I wrote about the strangely forgotten dance rock band Midnight Oil for Stacks:
Perhaps the greatest document of what made them so special is Oils on the Water , the name given to a televised concert from Goat Island in Sydney Harbor. This show, from January 13, 1985, is peak Oils, with frontman Peter Garrett at his most strident and the band at their finest balance of pop hooks and punk fury. The setlist is mostly from their best album, 10, 9, 8, 7, 6, 5, 4, 3, 2, 1 and it’s only slightly lesser follow-up, Red Sails in the Sunset. It’s a veritable pre-Diesel and Dust greatest hits; “Best of Both Worlds”, “When the Generals Talk”, Kosciuszko”, U.S. Forces”, “Power and the Passion”, “Don’t Wanna Be the One”, “Read About It”, “Short Memory”, and “Back on the Borderline” all made it onto 2012’s Essential Oils.

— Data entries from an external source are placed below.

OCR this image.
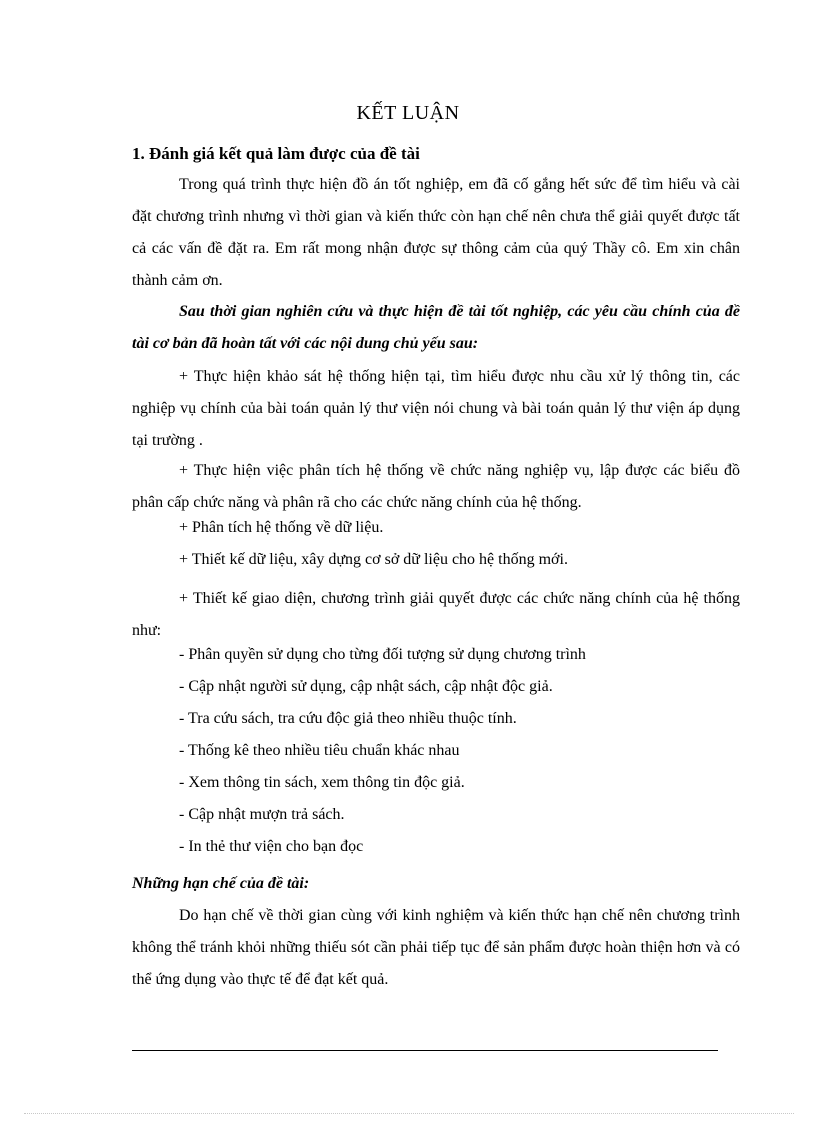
KẾT LUẬN
1. Đánh giá kết quả làm được của đề tài

Trong quá trình thực hiện đồ án tốt nghiệp, em đã cố gắng hết sức để tìm hiểu và cài đặt chương trình nhưng vì thời gian và kiến thức còn hạn chế nên chưa thể giải quyết được tất cả các vấn đề đặt ra. Em rất mong nhận được sự thông cảm của quý Thầy cô. Em xin chân thành cảm ơn.

Sau thời gian nghiên cứu và thực hiện đề tài tốt nghiệp, các yêu cầu chính của đề tài cơ bản đã hoàn tất với các nội dung chủ yếu sau:

+ Thực hiện khảo sát hệ thống hiện tại, tìm hiểu được nhu cầu xử lý thông tin, các nghiệp vụ chính của bài toán quản lý thư viện nói chung và bài toán quản lý thư viện áp dụng tại trường .

+ Thực hiện việc phân tích hệ thống về chức năng nghiệp vụ, lập được các biểu đồ phân cấp chức năng và phân rã cho các chức năng chính của hệ thống.

+ Phân tích hệ thống về dữ liệu.
+ Thiết kế dữ liệu, xây dựng cơ sở dữ liệu cho hệ thống mới.

+ Thiết kế giao diện, chương trình giải quyết được các chức năng chính của hệ thống như:

- Phân quyền sử dụng cho từng đối tượng sử dụng chương trình
- Cập nhật người sử dụng, cập nhật sách, cập nhật độc giả.
- Tra cứu sách, tra cứu độc giả theo nhiều thuộc tính.
- Thống kê theo nhiều tiêu chuẩn khác nhau
- Xem thông tin sách, xem thông tin độc giả.
- Cập nhật mượn trả sách.
- In thẻ thư viện cho bạn đọc
Những hạn chế của đề tài:

Do hạn chế về thời gian cùng với kinh nghiệm và kiến thức hạn chế nên chương trình không thể tránh khỏi những thiếu sót cần phải tiếp tục để sản phẩm được hoàn thiện hơn và có thể ứng dụng vào thực tế để đạt kết quả.
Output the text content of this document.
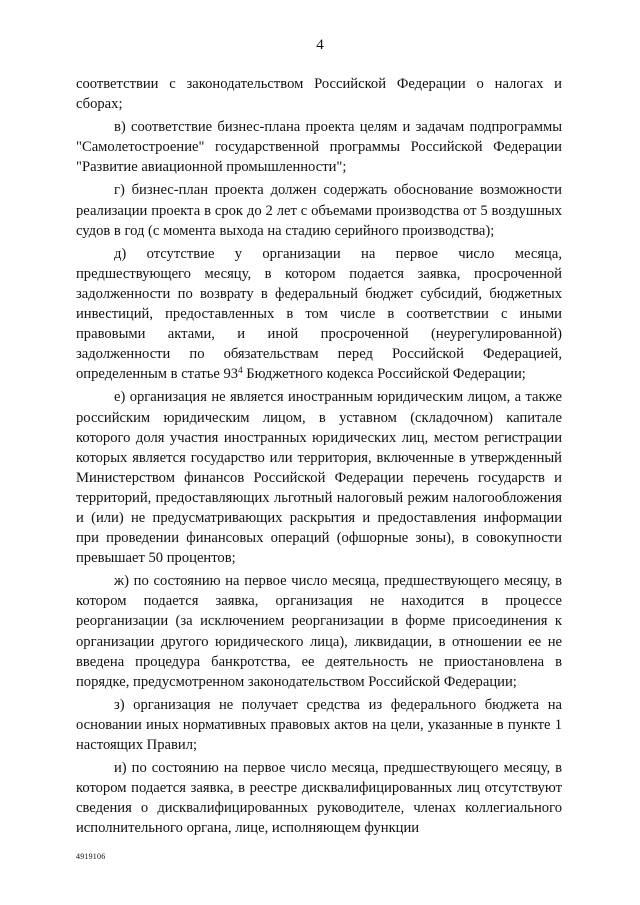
4

соответствии с законодательством Российской Федерации о налогах и сборах;

в) соответствие бизнес-плана проекта целям и задачам подпрограммы "Самолетостроение" государственной программы Российской Федерации "Развитие авиационной промышленности";

г) бизнес-план проекта должен содержать обоснование возможности реализации проекта в срок до 2 лет с объемами производства от 5 воздушных судов в год (с момента выхода на стадию серийного производства);

д) отсутствие у организации на первое число месяца, предшествующего месяцу, в котором подается заявка, просроченной задолженности по возврату в федеральный бюджет субсидий, бюджетных инвестиций, предоставленных в том числе в соответствии с иными правовыми актами, и иной просроченной (неурегулированной) задолженности по обязательствам перед Российской Федерацией, определенным в статье $93^4$ Бюджетного кодекса Российской Федерации;

е) организация не является иностранным юридическим лицом, а также российским юридическим лицом, в уставном (складочном) капитале которого доля участия иностранных юридических лиц, местом регистрации которых является государство или территория, включенные в утвержденный Министерством финансов Российской Федерации перечень государств и территорий, предоставляющих льготный налоговый режим налогообложения и (или) не предусматривающих раскрытия и предоставления информации при проведении финансовых операций (офшорные зоны), в совокупности превышает 50 процентов;

ж) по состоянию на первое число месяца, предшествующего месяцу, в котором подается заявка, организация не находится в процессе реорганизации (за исключением реорганизации в форме присоединения к организации другого юридического лица), ликвидации, в отношении ее не введена процедура банкротства, ее деятельность не приостановлена в порядке, предусмотренном законодательством Российской Федерации;

з) организация не получает средства из федерального бюджета на основании иных нормативных правовых актов на цели, указанные в пункте 1 настоящих Правил;

и) по состоянию на первое число месяца, предшествующего месяцу, в котором подается заявка, в реестре дисквалифицированных лиц отсутствуют сведения о дисквалифицированных руководителе, членах коллегиального исполнительного органа, лице, исполняющем функции

4919106
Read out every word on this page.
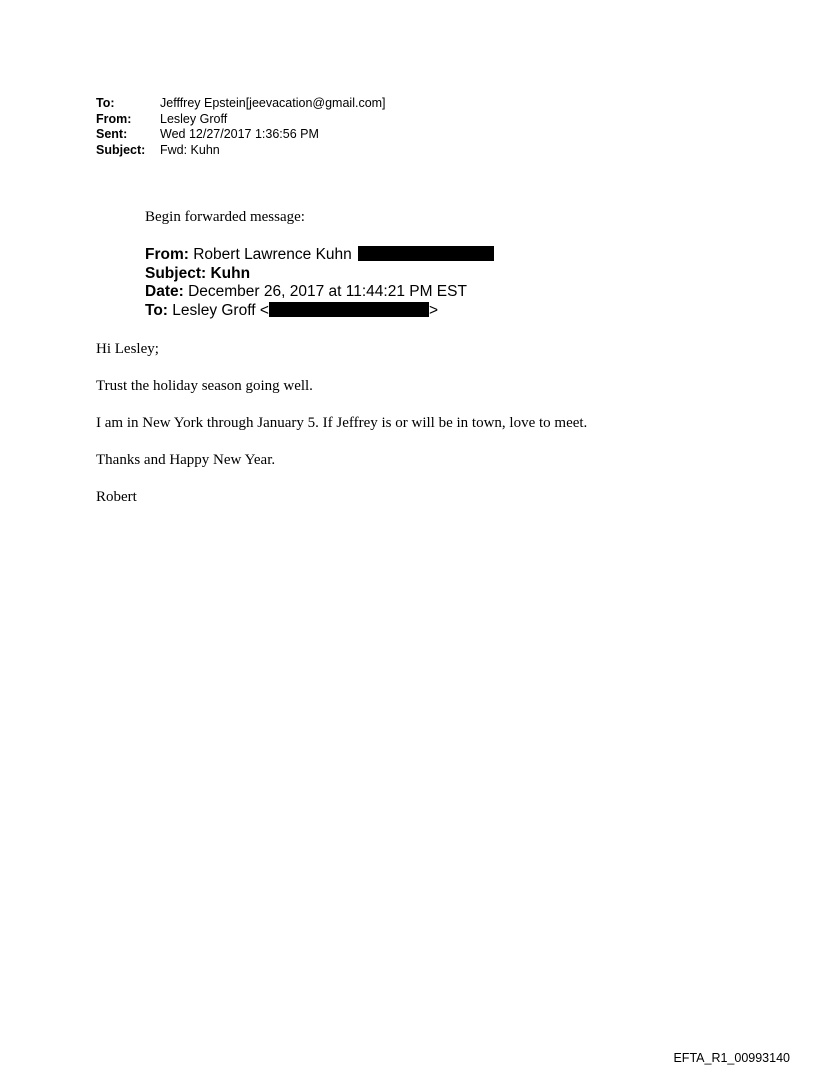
To:	Jefffrey Epstein[jeevacation@gmail.com]
From:	Lesley Groff
Sent:	Wed 12/27/2017 1:36:56 PM
Subject:	Fwd: Kuhn
Begin forwarded message:
From: Robert Lawrence Kuhn
Subject: Kuhn
Date: December 26, 2017 at 11:44:21 PM EST
To: Lesley Groff <	>

Hi Lesley;

Trust the holiday season going well.

I am in New York through January 5. If Jeffrey is or will be in town, love to meet.

Thanks and Happy New Year.

Robert

EFTA_R1_00993140
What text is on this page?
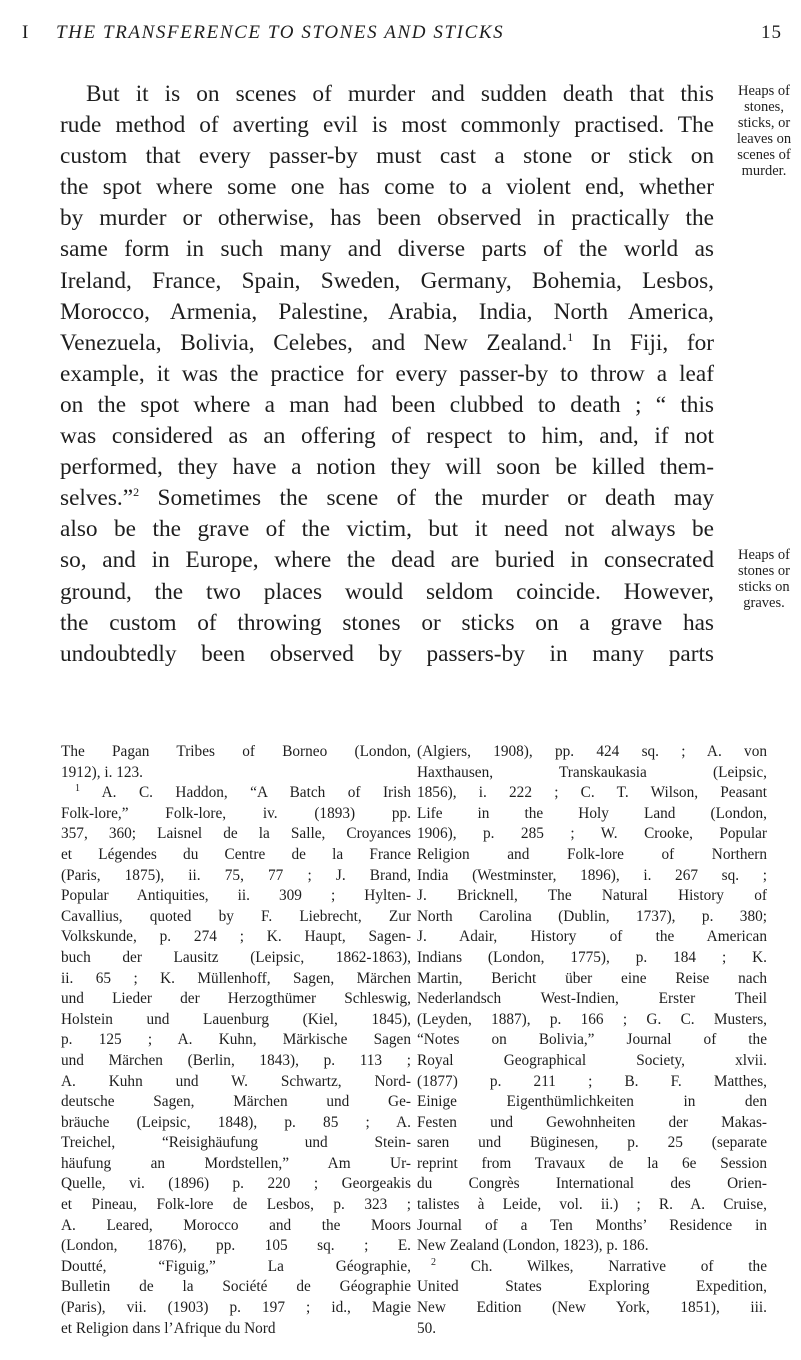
I THE TRANSFERENCE TO STONES AND STICKS	15
But it is on scenes of murder and sudden death that this
rude method of averting evil is most commonly practised. The
custom that every passer-by must cast a stone or stick on
the spot where some one has come to a violent end, whether
by murder or otherwise, has been observed in practically the
same form in such many and diverse parts of the world as
Ireland, France, Spain, Sweden, Germany, Bohemia, Lesbos,
Morocco, Armenia, Palestine, Arabia, India, North America,
Venezuela, Bolivia, Celebes, and New Zealand.$^1$ In Fiji, for
example, it was the practice for every passer-by to throw a leaf
on the spot where a man had been clubbed to death ; “ this
was considered as an offering of respect to him, and, if not
performed, they have a notion they will soon be killed them-
selves.”$^2$ Sometimes the scene of the murder or death may
also be the grave of the victim, but it need not always be
so, and in Europe, where the dead are buried in consecrated
ground, the two places would seldom coincide. However,
the custom of throwing stones or sticks on a grave has
undoubtedly been observed by passers-by in many parts
Heaps of
stones,
sticks, or
leaves on
scenes of
murder.
Heaps of
stones or
sticks on
graves.
The Pagan Tribes of Borneo (London,
1912), i. 123.
$^1$ A. C. Haddon, “A Batch of Irish
Folk-lore,” Folk-lore, iv. (1893) pp.
357, 360; Laisnel de la Salle, Croyances
et Légendes du Centre de la France
(Paris, 1875), ii. 75, 77 ; J. Brand,
Popular Antiquities, ii. 309 ; Hylten-
Cavallius, quoted by F. Liebrecht, Zur
Volkskunde, p. 274 ; K. Haupt, Sagen-
buch der Lausitz (Leipsic, 1862-1863),
ii. 65 ; K. Müllenhoff, Sagen, Märchen
und Lieder der Herzogthümer Schleswig,
Holstein und Lauenburg (Kiel, 1845),
p. 125 ; A. Kuhn, Märkische Sagen
und Märchen (Berlin, 1843), p. 113 ;
A. Kuhn und W. Schwartz, Nord-
deutsche Sagen, Märchen und Ge-
bräuche (Leipsic, 1848), p. 85 ; A.
Treichel, “Reisighäufung und Stein-
häufung an Mordstellen,” Am Ur-
Quelle, vi. (1896) p. 220 ; Georgeakis
et Pineau, Folk-lore de Lesbos, p. 323 ;
A. Leared, Morocco and the Moors
(London, 1876), pp. 105 sq. ; E.
Doutté, “Figuig,” La Géographie,
Bulletin de la Société de Géographie
(Paris), vii. (1903) p. 197 ; id., Magie
et Religion dans l’Afrique du Nord
(Algiers, 1908), pp. 424 sq. ; A. von
Haxthausen, Transkaukasia (Leipsic,
1856), i. 222 ; C. T. Wilson, Peasant
Life in the Holy Land (London,
1906), p. 285 ; W. Crooke, Popular
Religion and Folk-lore of Northern
India (Westminster, 1896), i. 267 sq. ;
J. Bricknell, The Natural History of
North Carolina (Dublin, 1737), p. 380;
J. Adair, History of the American
Indians (London, 1775), p. 184 ; K.
Martin, Bericht über eine Reise nach
Nederlandsch West-Indien, Erster Theil
(Leyden, 1887), p. 166 ; G. C. Musters,
“Notes on Bolivia,” Journal of the
Royal Geographical Society, xlvii.
(1877) p. 211 ; B. F. Matthes,
Einige Eigenthümlichkeiten in den
Festen und Gewohnheiten der Makas-
saren und Büginesen, p. 25 (separate
reprint from Travaux de la 6e Session
du Congrès International des Orien-
talistes à Leide, vol. ii.) ; R. A. Cruise,
Journal of a Ten Months’ Residence in
New Zealand (London, 1823), p. 186.
$^2$ Ch. Wilkes, Narrative of the
United States Exploring Expedition,
New Edition (New York, 1851), iii.
50.
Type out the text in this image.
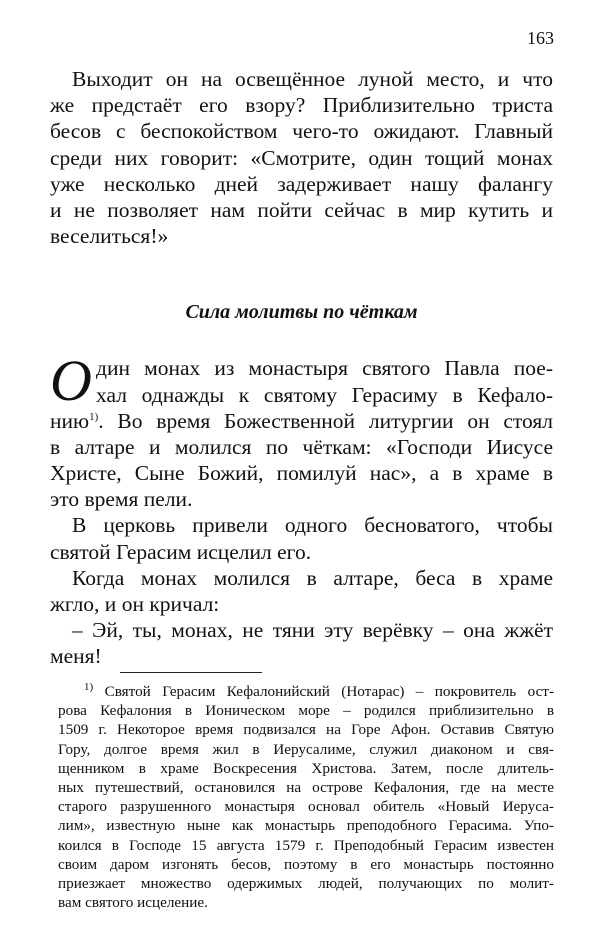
163
Выходит он на освещённое луной место, и что
же предстаёт его взору? Приблизительно триста
бесов с беспокойством чего-то ожидают. Главный
среди них говорит: «Смотрите, один тощий монах
уже несколько дней задерживает нашу фалангу
и не позволяет нам пойти сейчас в мир кутить и
веселиться!»
Сила молитвы по чёткам
О дин монах из монастыря святого Павла пое-
хал однажды к святому Герасиму в Кефало-
нию$^{1)}$. Во время Божественной литургии он стоял
в алтаре и молился по чёткам: «Господи Иисусе
Христе, Сыне Божий, помилуй нас», а в храме в
это время пели.
В церковь привели одного бесноватого, чтобы
святой Герасим исцелил его.
Когда монах молился в алтаре, беса в храме
жгло, и он кричал:
– Эй, ты, монах, не тяни эту верёвку – она жжёт
меня!
$^{1)}$ Святой Герасим Кефалонийский (Нотарас) – покровитель ост-
рова Кефалония в Ионическом море – родился приблизительно в
1509 г. Некоторое время подвизался на Горе Афон. Оставив Святую
Гору, долгое время жил в Иерусалиме, служил диаконом и свя-
щенником в храме Воскресения Христова. Затем, после длитель-
ных путешествий, остановился на острове Кефалония, где на месте
старого разрушенного монастыря основал обитель «Новый Иеруса-
лим», известную ныне как монастырь преподобного Герасима. Упо-
коился в Господе 15 августа 1579 г. Преподобный Герасим известен
своим даром изгонять бесов, поэтому в его монастырь постоянно
приезжает множество одержимых людей, получающих по молит-
вам святого исцеление.
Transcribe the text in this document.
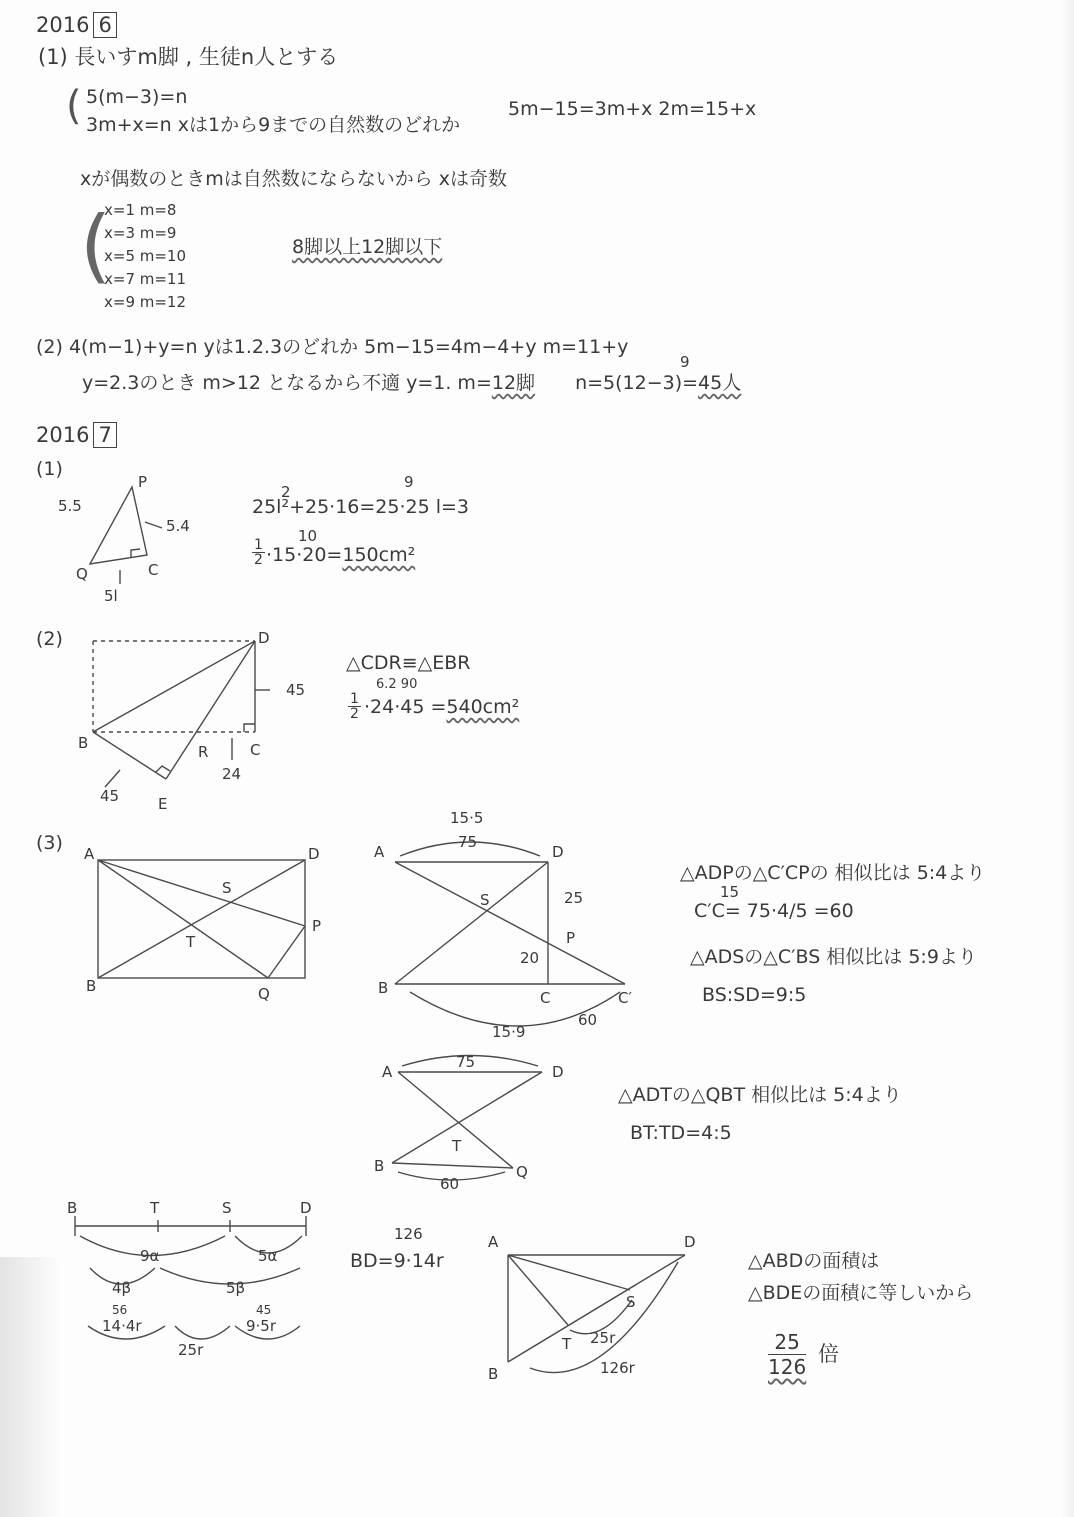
2016 6
(1) 長いすm脚 , 生徒n人とする
( 5(m−3)=n
3m+x=n xは1から9までの自然数のどれか
5m−15=3m+x 2m=15+x
xが偶数のときmは自然数にならないから xは奇数
(
x=1 m=8
x=3 m=9
x=5 m=10
x=7 m=11
x=9 m=12
8脚以上12脚以下
(2) 4(m−1)+y=n yは1.2.3のどれか 5m−15=4m−4+y m=11+y
9
y=2.3のとき m>12 となるから不適 y=1. m=12脚 n=5(12−3)=45人
2016 7
(1)
P
Q	C
5.5
5.4
5l
2
9
25l²+25·16=25·25 l=3
$\frac{1}{2}$
10
·15·20=150cm²
(2)	D
B	R	C
E
45
45
24
△CDR≡△EBR
6.2 90
$\frac{1}{2} \cdot 24\cdot 45 =540cm^2$
(3) A	D
B	Q
P
S
T
A	D
B
C	C′
P
S
15·5
75
25
20
60
15·9
△ADPの△C′CPの 相似比は 5:4より
15
C′C= 75·4/5 =60
△ADSの△C′BS 相似比は 5:9より
BS:SD=9:5
A	D
B	Q
T
75
60
△ADTの△QBT 相似比は 5:4より
BT:TD=4:5
B	T	S	D
9α	5α
4β	5β
56	45
14·4r
25r
9·5r
126
BD=9·14r
A	D
B
S
T 25r
126r
△ABDの面積は
△BDEの面積に等しいから
$\frac{25}{126}$ 倍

Picking a track from that killer line-up was incredibly difficult. “Short Memory” is one of my all-time favorite Oils tunes, it’s constant pulse and haunting keyboard line the perfect amplifier to the horror of Peter Garrett’s litany of mankind’s atrocities. Pairing similar moods of music and lyrics was one of Midnight Oil’s common approaches; the other was not to amplify their screed but to contrast the sweetness of the music against Garrett’s polemics. for example, the sweet and catchy music is a fine foil to the imperialist message of “U.S. Forces”. Regardless of the compositional style they chose to employ, the common thread of Midnight Oil’s music is that they almost always get the head bobbing or the body moving. Rare is the artist that makes you want to dance while the world burns.